Our findings regarding LV systolic function suggest that PCI for CTO in both the LAD and the LCx, but not the RCA, improves LVEF. Various groups9,10 have reported improved LVEF after CTO recanalization; however, none have reported data on the change in LVEF specific to the different target vessels treated. The effect of single-vessel CTO revascularization on clinical outcomes and LV systolic function is difficult to determine when other potentially confounding factors, such as myocardial viability and lesion severity and complexity in non-CTO vessels, are present. Nevertheless, the results of our study offer some support for CTO as an indication for PCI in clinical practice. In the randomized EXPLORE (Evaluating Xience V and Left Ventricular Function in Percutaneous Coronary Intervention on Occlusions After ST-Elevation Myocardial Infarction) trial, patients who underwent PCI for CTO in the LAD had significantly higher LVEF at 4 months than did those who underwent PCI for non-CTO lesions,25 consistent with the findings in our study.

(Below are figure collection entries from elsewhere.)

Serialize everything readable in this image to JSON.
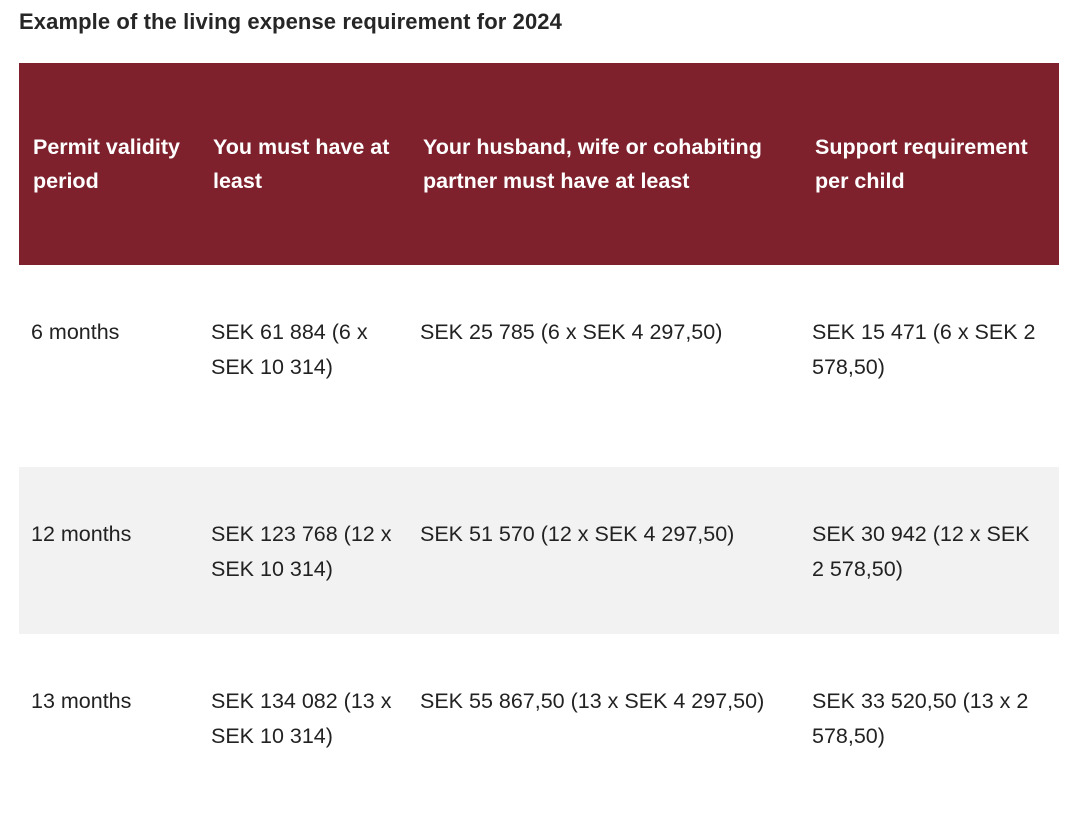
{
  "caption": "Example of the living expense requirement for 2024",
  "table": {
    "headers": [
      "Permit validity period",
      "You must have at least",
      "Your husband, wife or cohabiting partner must have at least",
      "Support requirement per child"
    ],
    "rows": [
      [
        "6 months",
        "SEK 61 884 (6 x SEK 10 314)",
        "SEK 25 785 (6 x SEK 4 297,50)",
        "SEK 15 471 (6 x SEK 2 578,50)"
      ],
      [
        "12 months",
        "SEK 123 768 (12 x SEK 10 314)",
        "SEK 51 570 (12 x SEK 4 297,50)",
        "SEK 30 942 (12 x SEK 2 578,50)"
      ],
      [
        "13 months",
        "SEK 134 082 (13 x SEK 10 314)",
        "SEK 55 867,50 (13 x SEK 4 297,50)",
        "SEK 33 520,50 (13 x 2 578,50)"
      ]
    ]
  },
  "colors": {
    "header_background": "#7e212d",
    "header_text": "#ffffff",
    "striped_row_background": "#f2f2f2"
  }
}
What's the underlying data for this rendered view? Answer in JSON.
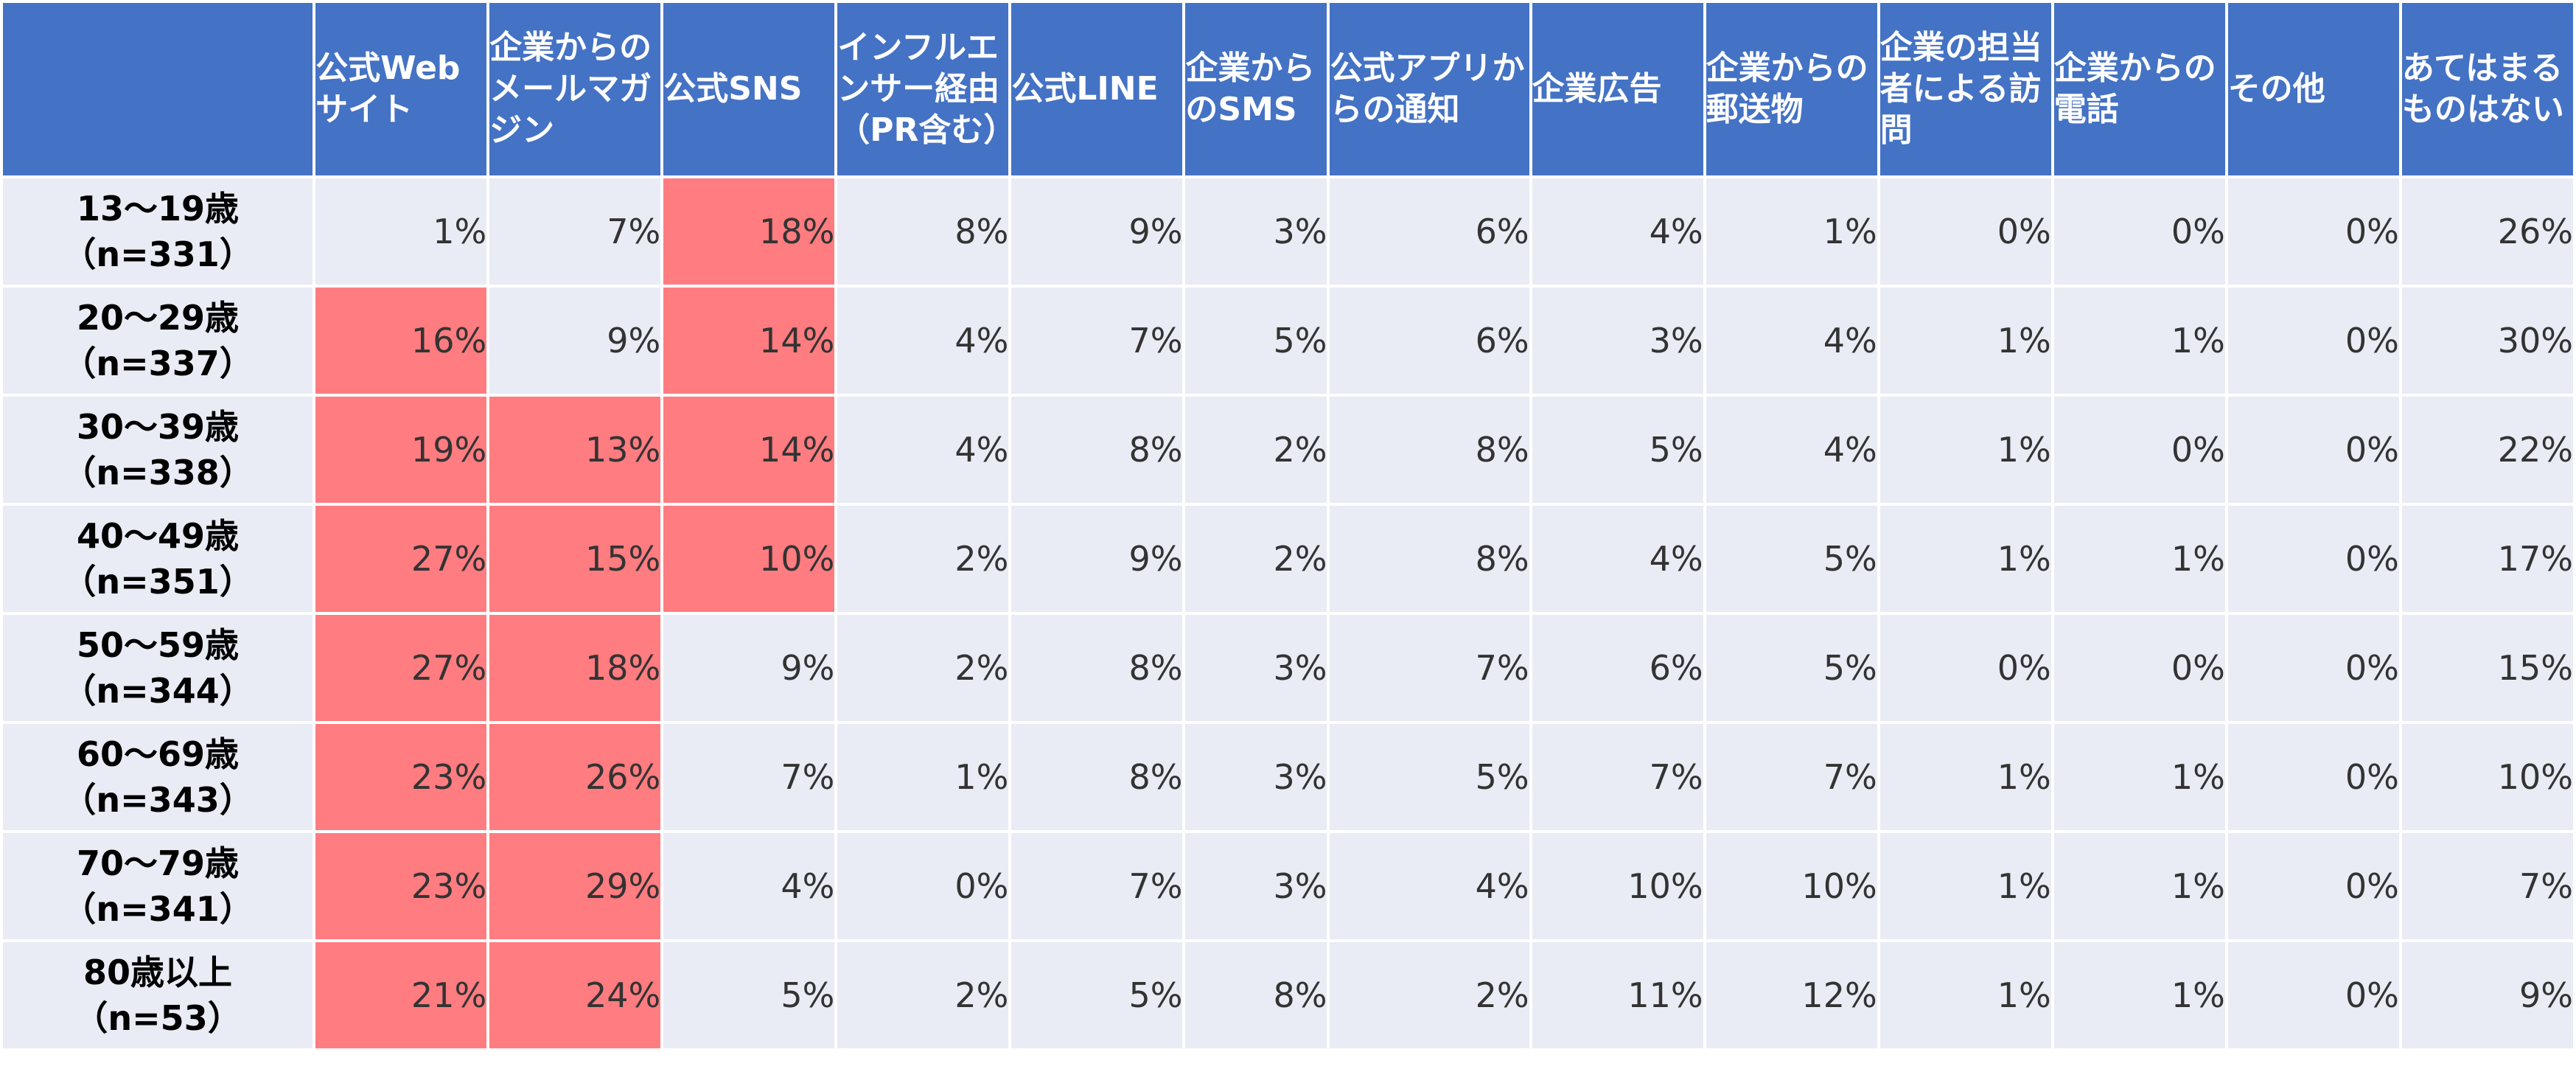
{
  "chart_data": {
    "type": "table",
    "colors": {
      "header_bg": "#4472C4",
      "cell_bg": "#E9EBF5",
      "highlight": "#FF7C80"
    },
    "columns": [
      "公式Webサイト",
      "企業からのメールマガジン",
      "公式SNS",
      "インフルエンサー経由（PR含む）",
      "公式LINE",
      "企業からのSMS",
      "公式アプリからの通知",
      "企業広告",
      "企業からの郵送物",
      "企業の担当者による訪問",
      "企業からの電話",
      "その他",
      "あてはまるものはない"
    ],
    "rows": [
      {
        "label": "13～19歳",
        "n": "（n=331）",
        "values": [
          "1%",
          "7%",
          "18%",
          "8%",
          "9%",
          "3%",
          "6%",
          "4%",
          "1%",
          "0%",
          "0%",
          "0%",
          "26%"
        ],
        "highlight": [
          false,
          false,
          true,
          false,
          false,
          false,
          false,
          false,
          false,
          false,
          false,
          false,
          false
        ]
      },
      {
        "label": "20～29歳",
        "n": "（n=337）",
        "values": [
          "16%",
          "9%",
          "14%",
          "4%",
          "7%",
          "5%",
          "6%",
          "3%",
          "4%",
          "1%",
          "1%",
          "0%",
          "30%"
        ],
        "highlight": [
          true,
          false,
          true,
          false,
          false,
          false,
          false,
          false,
          false,
          false,
          false,
          false,
          false
        ]
      },
      {
        "label": "30～39歳",
        "n": "（n=338）",
        "values": [
          "19%",
          "13%",
          "14%",
          "4%",
          "8%",
          "2%",
          "8%",
          "5%",
          "4%",
          "1%",
          "0%",
          "0%",
          "22%"
        ],
        "highlight": [
          true,
          true,
          true,
          false,
          false,
          false,
          false,
          false,
          false,
          false,
          false,
          false,
          false
        ]
      },
      {
        "label": "40～49歳",
        "n": "（n=351）",
        "values": [
          "27%",
          "15%",
          "10%",
          "2%",
          "9%",
          "2%",
          "8%",
          "4%",
          "5%",
          "1%",
          "1%",
          "0%",
          "17%"
        ],
        "highlight": [
          true,
          true,
          true,
          false,
          false,
          false,
          false,
          false,
          false,
          false,
          false,
          false,
          false
        ]
      },
      {
        "label": "50～59歳",
        "n": "（n=344）",
        "values": [
          "27%",
          "18%",
          "9%",
          "2%",
          "8%",
          "3%",
          "7%",
          "6%",
          "5%",
          "0%",
          "0%",
          "0%",
          "15%"
        ],
        "highlight": [
          true,
          true,
          false,
          false,
          false,
          false,
          false,
          false,
          false,
          false,
          false,
          false,
          false
        ]
      },
      {
        "label": "60～69歳",
        "n": "（n=343）",
        "values": [
          "23%",
          "26%",
          "7%",
          "1%",
          "8%",
          "3%",
          "5%",
          "7%",
          "7%",
          "1%",
          "1%",
          "0%",
          "10%"
        ],
        "highlight": [
          true,
          true,
          false,
          false,
          false,
          false,
          false,
          false,
          false,
          false,
          false,
          false,
          false
        ]
      },
      {
        "label": "70～79歳",
        "n": "（n=341）",
        "values": [
          "23%",
          "29%",
          "4%",
          "0%",
          "7%",
          "3%",
          "4%",
          "10%",
          "10%",
          "1%",
          "1%",
          "0%",
          "7%"
        ],
        "highlight": [
          true,
          true,
          false,
          false,
          false,
          false,
          false,
          false,
          false,
          false,
          false,
          false,
          false
        ]
      },
      {
        "label": "80歳以上",
        "n": "（n=53）",
        "values": [
          "21%",
          "24%",
          "5%",
          "2%",
          "5%",
          "8%",
          "2%",
          "11%",
          "12%",
          "1%",
          "1%",
          "0%",
          "9%"
        ],
        "highlight": [
          true,
          true,
          false,
          false,
          false,
          false,
          false,
          false,
          false,
          false,
          false,
          false,
          false
        ]
      }
    ]
  }
}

Our study has limitations. First, it was a nonrandomized, retrospective, single-center, observational study. On average, patients who received OMT or had a failed PCI were older, more often had multivessel disease, and had worse LVEF at baseline than did patients who had successful PCI, and these factors could have affected the decision whether to perform PCI. Although we used multivariate Cox regression analysis to adjust for confounding factors, a prospective, randomized trial is warranted to clarify the effect of successful PCI in a single CTO on major clinical outcomes and LV systolic function. Second, the study was statistically underpowered because of the relatively small sample size (especially the number of patients whose CTO-PCI failed) and small number of events. Third, our study population did not routinely undergo functional studies, such as dobutamine stress testing, single-photon emission computed tomography, or cardiac magnetic resonance imaging, which would have helped to better understand myocardial viability before and after PCI. Fourth, although our registry database contained adequate data on symptoms at baseline, it lacked sufficient data on symptoms or quality of life at follow-up.
Successful PCI for CTO in single coronary arteries does not appear to offer any benefit over OMT in preventing long-term MACE. However, PCI for CTO in the LCx or RCA may reduce the frequency of total death or MI. Prospective randomized trials in larger study populations are warranted to clarify our findings.